Eiseres heeft in haar aangifte ib/pvv 2008 een bedrag van € 4.980 aan ziektekosten in aftrek gebracht. Verweerder heeft van deze kosten € 1.043 niet geaccepteerd, bestaande uit
€ 22 kosten medicijnen, € 200 vervoerskosten en € 821 aftrek chronische ziekte. Eiseres heeft niets overgelegd waarmee aannemelijk is gemaakt dat recht bestaat op deze aftrekposten. De rechtbank acht de correctie dan ook terecht.

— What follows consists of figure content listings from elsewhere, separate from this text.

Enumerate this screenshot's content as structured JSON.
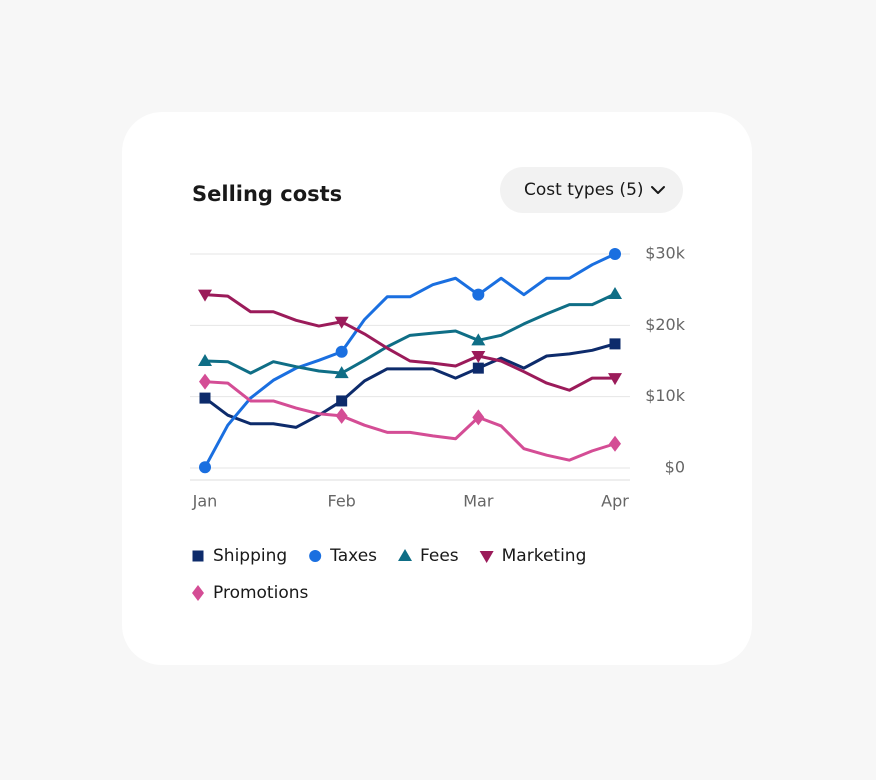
{
  "chart_data": {
    "type": "line",
    "title": "Selling costs",
    "categories": [
      "Jan",
      null,
      null,
      null,
      null,
      null,
      "Feb",
      null,
      null,
      null,
      null,
      null,
      "Mar",
      null,
      null,
      null,
      null,
      null,
      "Apr"
    ],
    "series": [
      {
        "name": "Shipping",
        "color": "#0d2b6b",
        "marker": "square",
        "values": [
          9800,
          7400,
          6200,
          6200,
          5700,
          7400,
          9400,
          12200,
          13900,
          13900,
          13900,
          12600,
          14000,
          15400,
          14000,
          15700,
          16000,
          16500,
          17400
        ]
      },
      {
        "name": "Taxes",
        "color": "#1a6fe0",
        "marker": "circle",
        "values": [
          100,
          6000,
          9800,
          12300,
          14000,
          15100,
          16300,
          20800,
          24000,
          24000,
          25700,
          26600,
          24300,
          26600,
          24300,
          26600,
          26600,
          28500,
          30000
        ]
      },
      {
        "name": "Fees",
        "color": "#0f6e86",
        "marker": "triangle",
        "values": [
          15000,
          14900,
          13300,
          14900,
          14200,
          13600,
          13300,
          15100,
          17000,
          18600,
          18900,
          19200,
          17900,
          18600,
          20200,
          21600,
          22900,
          22900,
          24400
        ]
      },
      {
        "name": "Marketing",
        "color": "#9b1b5a",
        "marker": "triangle-down",
        "values": [
          24300,
          24100,
          21900,
          21900,
          20700,
          19900,
          20500,
          18800,
          16800,
          15000,
          14700,
          14300,
          15700,
          15000,
          13500,
          11900,
          10900,
          12600,
          12600
        ]
      },
      {
        "name": "Promotions",
        "color": "#d44d95",
        "marker": "diamond",
        "values": [
          12100,
          11900,
          9400,
          9400,
          8400,
          7600,
          7300,
          6000,
          5000,
          5000,
          4500,
          4100,
          7100,
          5900,
          2700,
          1800,
          1100,
          2400,
          3400
        ]
      }
    ],
    "ylim": [
      0,
      30000
    ],
    "yticks": [
      {
        "value": 0,
        "label": "$0"
      },
      {
        "value": 10000,
        "label": "$10k"
      },
      {
        "value": 20000,
        "label": "$20k"
      },
      {
        "value": 30000,
        "label": "$30k"
      }
    ],
    "grid": true,
    "legend": "bottom"
  },
  "controls": {
    "cost_types": "Cost types (5)"
  }
}
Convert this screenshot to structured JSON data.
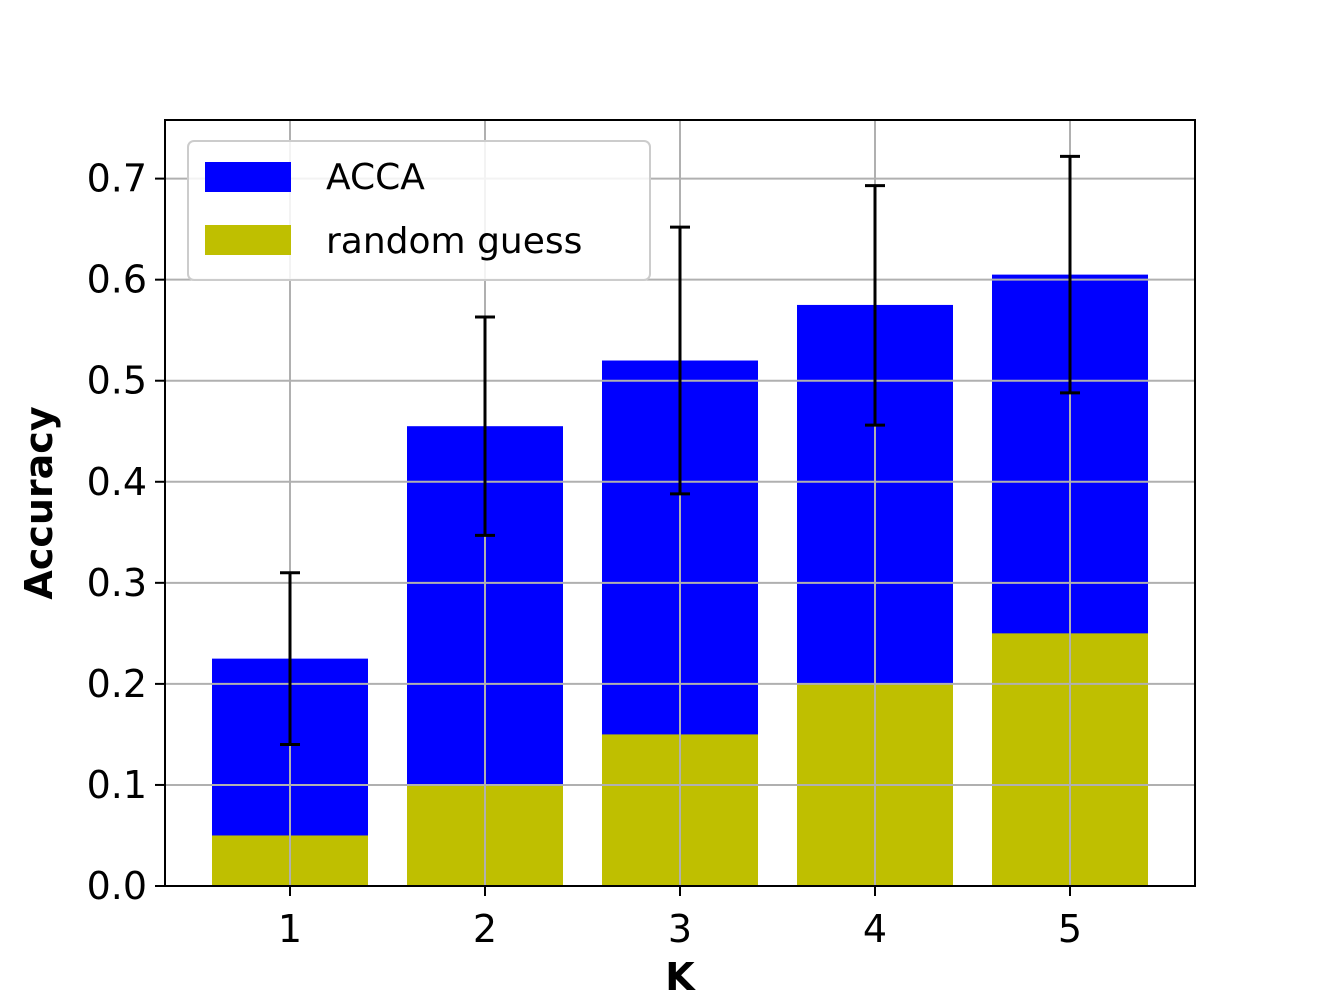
{
  "chart_data": {
    "type": "bar",
    "stacked": false,
    "categories": [
      "1",
      "2",
      "3",
      "4",
      "5"
    ],
    "series": [
      {
        "name": "ACCA",
        "color": "#0000ff",
        "values": [
          0.225,
          0.455,
          0.52,
          0.575,
          0.605
        ],
        "error_low": [
          0.14,
          0.347,
          0.388,
          0.456,
          0.488
        ],
        "error_high": [
          0.31,
          0.563,
          0.652,
          0.693,
          0.722
        ]
      },
      {
        "name": "random guess",
        "color": "#bfbf00",
        "values": [
          0.05,
          0.1,
          0.15,
          0.2,
          0.25
        ]
      }
    ],
    "xlabel": "K",
    "ylabel": "Accuracy",
    "ylim": [
      0,
      0.758
    ],
    "yticks": [
      "0.0",
      "0.1",
      "0.2",
      "0.3",
      "0.4",
      "0.5",
      "0.6",
      "0.7"
    ],
    "grid": true,
    "legend_position": "top-left"
  }
}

Eiseres voert verder aan dat verweerder reeds een compromisvoorstel heeft gedaan dat leidde tot een inkomen uit werk en woning van € 74.269 en beroept zich in dit verband op het vertrouwensbeginsel. Verweerder heeft ter zitting nog toegelicht dat het belastbaar inkomen uit werk en woning zoals opgenomen in de brief van 14 maart 2013 was gebaseerd op een onjuiste berekening en dat deze onjuistheid, nadat was gebleken dat eiseres niet instemde met het compromisvoorstel, is gecorrigeerd. De rechtbank is van oordeel dat nu eiseres het voorstel niet heeft aanvaard, het geenszins onzorgvuldig is van verweerder om het eerder gedane compromisvoorstel, dat bovendien een onjuiste berekening bevatte, niet langer te handhaven en het belastbaar inkomen vast te stellen op basis van een juiste berekening. Bovendien bevat het compromisvoorstel van 8 maart 2013, het voorstel dat in eerste instantie telefonisch door eiseres is geaccepteerd, wel een juiste berekening van het inkomen uit werk en woning. Het beroep op het vertrouwensbeginsel faalt derhalve.
Gelet op het vorenoverwogene dient het beroep gegrond te worden verklaard.”